Se partiamo infatti dal presupposto (più che plausibile) che le famose 1.200 in questione fossero lire genovesi, noi sappiamo che 4 lire genovesi erano pari ad uno scudo d’oro.

Lo scudo d’oro dell’epoca era una moneta al titolo di 22 carati (pari a 916/1000) che pesava gr. 3,36 in lega (ovvero gr. 3,077 di oro fino).

Facendo le debite proporzioni, si ricava che 1 lira genovese è pari a gr. 0,769 di oro fino e che quindi 1.200 lire genovesi sono pari a gr. 922,8 d’oro fino.

            Alla quotazione attuale dell’oro di circa 423 dollari americani per oncia (28 gr.) – pari a 15 $ al grammo, ovvero circa 12,5 euro al grammo – otteniamo che le 1.200 lire di allora equivalgono a circa 11.535 euro di oggi.

            Naturalmente, per quanto detto sopra, questo calcolo ha valore fino ad un certo punto, ma fornisce comunque un certo ordine di grandezza.

 

            Finisce così questo breve excursus intorno alla lapide ritrovata.

E’ un ritrovamento che mi pare carico di un significato particolare; non solo, come dicevo più sopra, abbiamo rinvenuto ben 378 anni dopo una testimonianza di quei tempi lontani, ma ciò è avvenuto pure nello stesso periodo in cui la lapide è stata posta: la festività di Nostra Signora del Carmelo (ed è inutile sottolineare qui l’importanza di questa ricorrenza per la nostra comunità parrocchiale).

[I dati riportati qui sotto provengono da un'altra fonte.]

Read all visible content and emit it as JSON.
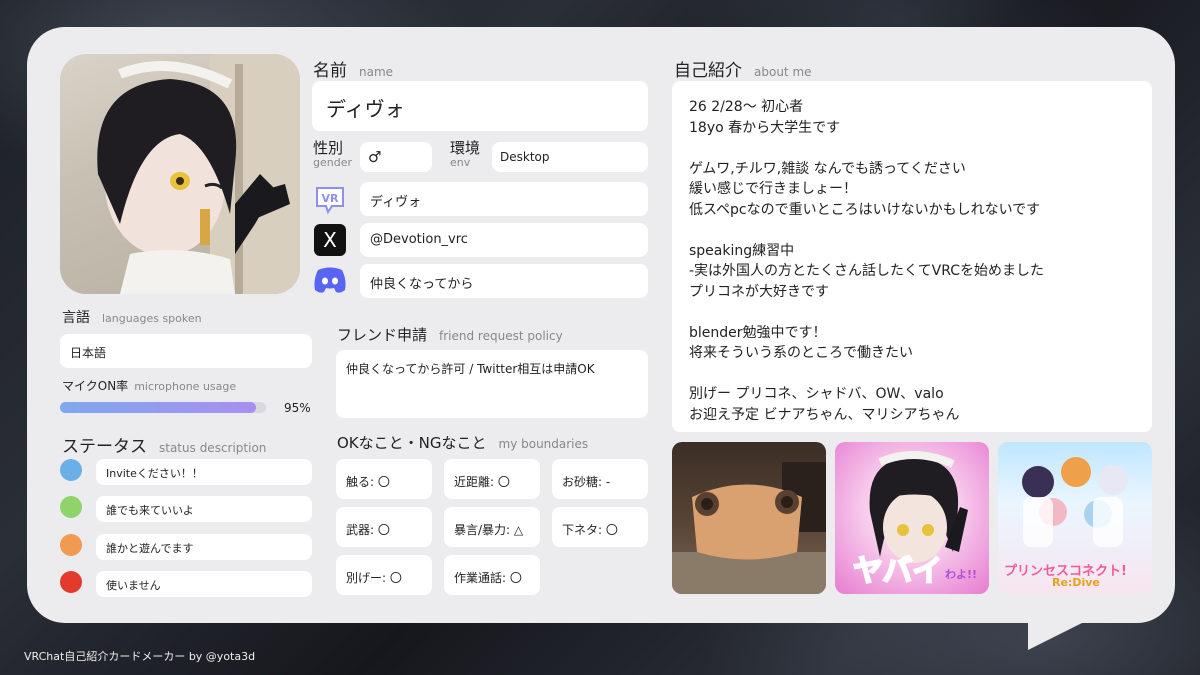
{
  "name": {
    "label_jp": "名前",
    "label_en": "name",
    "value": "ディヴォ"
  },
  "gender": {
    "label_jp": "性別",
    "label_en": "gender",
    "value": "♂"
  },
  "env": {
    "label_jp": "環境",
    "label_en": "env",
    "value": "Desktop"
  },
  "accounts": {
    "vrchat": "ディヴォ",
    "x": "@Devotion_vrc",
    "discord": "仲良くなってから"
  },
  "languages": {
    "label_jp": "言語",
    "label_en": "languages spoken",
    "value": "日本語"
  },
  "mic": {
    "label_jp": "マイクON率",
    "label_en": "microphone usage",
    "percent_text": "95%",
    "percent": 95
  },
  "friend": {
    "label_jp": "フレンド申請",
    "label_en": "friend request policy",
    "value": "仲良くなってから許可 / Twitter相互は申請OK"
  },
  "status": {
    "label_jp": "ステータス",
    "label_en": "status description",
    "items": [
      {
        "color": "#6ab0e8",
        "text": "Inviteください！！"
      },
      {
        "color": "#8fd36a",
        "text": "誰でも来ていいよ"
      },
      {
        "color": "#f09a52",
        "text": "誰かと遊んでます"
      },
      {
        "color": "#e43a2c",
        "text": "使いません"
      }
    ]
  },
  "boundaries": {
    "label_jp": "OKなこと・NGなこと",
    "label_en": "my boundaries",
    "items": [
      "触る: 〇",
      "近距離: 〇",
      "お砂糖: -",
      "武器: 〇",
      "暴言/暴力: △",
      "下ネタ: 〇",
      "別げー: 〇",
      "作業通話: 〇"
    ]
  },
  "about": {
    "label_jp": "自己紹介",
    "label_en": "about me",
    "lines": [
      "26 2/28～ 初心者",
      "18yo 春から大学生です",
      "",
      "ゲムワ,チルワ,雑談 なんでも誘ってください",
      "緩い感じで行きましょー！",
      "低スペpcなので重いところはいけないかもしれないです",
      "",
      "speaking練習中",
      "-実は外国人の方とたくさん話したくてVRCを始めました",
      "プリコネが大好きです",
      "",
      "blender勉強中です！",
      "将来そういう系のところで働きたい",
      "",
      "別げー プリコネ、シャドバ、OW、valo",
      "お迎え予定 ビナアちゃん、マリシアちゃん"
    ]
  },
  "thumbs": {
    "t2_text": "ヤバイ",
    "t2_small": "わよ!!",
    "t3_title": "プリンセスコネクト!",
    "t3_sub": "Re:Dive"
  },
  "icons": {
    "vr": "VR",
    "x": "X"
  },
  "colors": {
    "accent": "#8e8ff0",
    "discord": "#5865f2"
  },
  "footer": "VRChat自己紹介カードメーカー by @yota3d"
}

Ma forse la cosa più importante è che l’auspicio del vescovo Spinola che l’esempio di don Angelo spingesse altri “a questa e simili opere” non è caduto nel vuoto: quasi quattro secoli ci separano da quei tempi lontani, ma il fiorire di lavori di questi ultimi anni (per non parlare di quelli prossimi) hanno reso (e renderanno) la nostra chiesa e gli annessi edifici sempre più belli.

Abbiamo dunque degnamente raccolto il testimone passatoci da don Tiscornia: che dite, sarà forse il caso di lasciare anche noi una lapide per i posteri?

Ah, ultima (curiosa) nota: il 15 luglio 1627 era un giovedì.

 


[1] Le lettere fra le parentesi quadre non sono scritte nella lapide; è una caratteristica tipica delle lapidi antiche: per risparmiare tempo, fatica (e denaro) gli incisori abbreviavano le parole da scrivere, omettendo alcune lettere.

[2] Originariamente, il conte palatino (dal latino comes palatinus, letteralmente compagno di palazzo) era un nobile che risiedeva a corte, al servizio del re (da questo deriva, tra l'altro, il nostro termine “paladino”).